Asheville lawyer Rod Kight, who focuses his practice on hemp and cannabis commerce law, sees a possible bright side to this vague regulatory period. Though it can be confusing for both business owners and consumers alike, he says, this legal gray area might allow small local CBD and hemp-oriented businesses to better position themselves on the market before larger companies enter the playing field. “Smaller businesses can test things out, get creative and make really interesting products,” he says. “The larger companies are usually more black and white and are watched more thoroughly by the FDA.”

Cracking down

In February, state regulators began sending warning letters to CBD businesses clarifying some of the language in the 2018 Farm Bill. Specifically, the letter reiterates that adding CBD to food or beverages is still illegal, as is making unapproved health claims about the product. North Carolina’s state-level crackdown joins those of other state governments across the country as they make an effort to catch up with the now booming marketplace.

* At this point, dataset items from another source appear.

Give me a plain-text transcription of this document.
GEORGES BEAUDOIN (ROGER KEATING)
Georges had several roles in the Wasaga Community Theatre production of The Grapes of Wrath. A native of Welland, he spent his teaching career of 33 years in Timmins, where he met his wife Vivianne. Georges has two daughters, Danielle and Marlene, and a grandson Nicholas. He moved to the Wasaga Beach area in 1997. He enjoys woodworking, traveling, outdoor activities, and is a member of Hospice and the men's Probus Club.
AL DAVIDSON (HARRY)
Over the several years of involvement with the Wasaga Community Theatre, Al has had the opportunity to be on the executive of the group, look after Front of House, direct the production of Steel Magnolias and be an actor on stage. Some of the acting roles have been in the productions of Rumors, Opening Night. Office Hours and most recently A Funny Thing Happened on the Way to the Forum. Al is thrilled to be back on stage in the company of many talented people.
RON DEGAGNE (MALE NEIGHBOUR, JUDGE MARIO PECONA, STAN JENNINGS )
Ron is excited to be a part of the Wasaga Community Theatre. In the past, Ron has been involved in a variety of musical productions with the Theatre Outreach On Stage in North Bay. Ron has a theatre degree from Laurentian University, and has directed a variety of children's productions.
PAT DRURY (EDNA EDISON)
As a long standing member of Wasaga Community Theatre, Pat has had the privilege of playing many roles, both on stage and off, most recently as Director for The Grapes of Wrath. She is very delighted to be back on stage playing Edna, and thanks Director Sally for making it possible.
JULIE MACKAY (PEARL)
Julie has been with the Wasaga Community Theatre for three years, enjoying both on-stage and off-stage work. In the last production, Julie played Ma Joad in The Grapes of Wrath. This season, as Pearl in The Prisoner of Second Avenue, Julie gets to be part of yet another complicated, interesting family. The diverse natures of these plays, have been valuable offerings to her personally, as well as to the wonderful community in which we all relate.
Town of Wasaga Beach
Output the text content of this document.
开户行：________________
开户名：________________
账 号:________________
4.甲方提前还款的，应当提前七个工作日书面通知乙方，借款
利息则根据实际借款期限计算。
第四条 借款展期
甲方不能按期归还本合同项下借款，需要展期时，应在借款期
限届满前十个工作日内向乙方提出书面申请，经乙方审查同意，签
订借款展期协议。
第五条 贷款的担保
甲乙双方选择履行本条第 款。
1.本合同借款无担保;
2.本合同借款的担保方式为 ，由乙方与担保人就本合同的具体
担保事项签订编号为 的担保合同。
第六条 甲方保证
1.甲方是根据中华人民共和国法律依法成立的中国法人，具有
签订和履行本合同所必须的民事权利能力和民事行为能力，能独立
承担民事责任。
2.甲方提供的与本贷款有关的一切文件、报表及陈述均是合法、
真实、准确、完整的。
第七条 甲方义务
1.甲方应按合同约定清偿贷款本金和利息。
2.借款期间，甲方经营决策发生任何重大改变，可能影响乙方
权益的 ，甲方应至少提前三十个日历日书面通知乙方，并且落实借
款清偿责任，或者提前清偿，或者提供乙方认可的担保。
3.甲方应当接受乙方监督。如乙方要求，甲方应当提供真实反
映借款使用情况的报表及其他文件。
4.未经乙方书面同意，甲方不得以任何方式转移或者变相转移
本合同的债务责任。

Tacy, for one, is focused on the bigger picture. “My advice for everybody in the industry is just don’t panic,” says Tacy. “Those of us that have been in the industry for years, we knew this was coming. Right now, there’s just some talk,” he says. “Let’s just see how it plays out and, you know, we’ll just have to adjust accordingly.”

The current legal atmosphere around CBD and hemp is still in an adjustment period, but Tacy and others are staying positive. “The regulatory environment in general has been really friendly. And, after getting out and talking with law enforcement and getting out in the community, they realize what we’re doing is completely legal,” he says. “At the end of the day, this industry is really all about education.”

Like Tacy, Clark’s eye is on the long-term potential of this industry, but also on the general effectiveness of medicinal cannabis. “My motivation is to go up to pharmaceutical,” she says. “This plant is healing on all new levels; it’s really amazing what can be done” says Clark. “I really want to help people that are truly suffering.”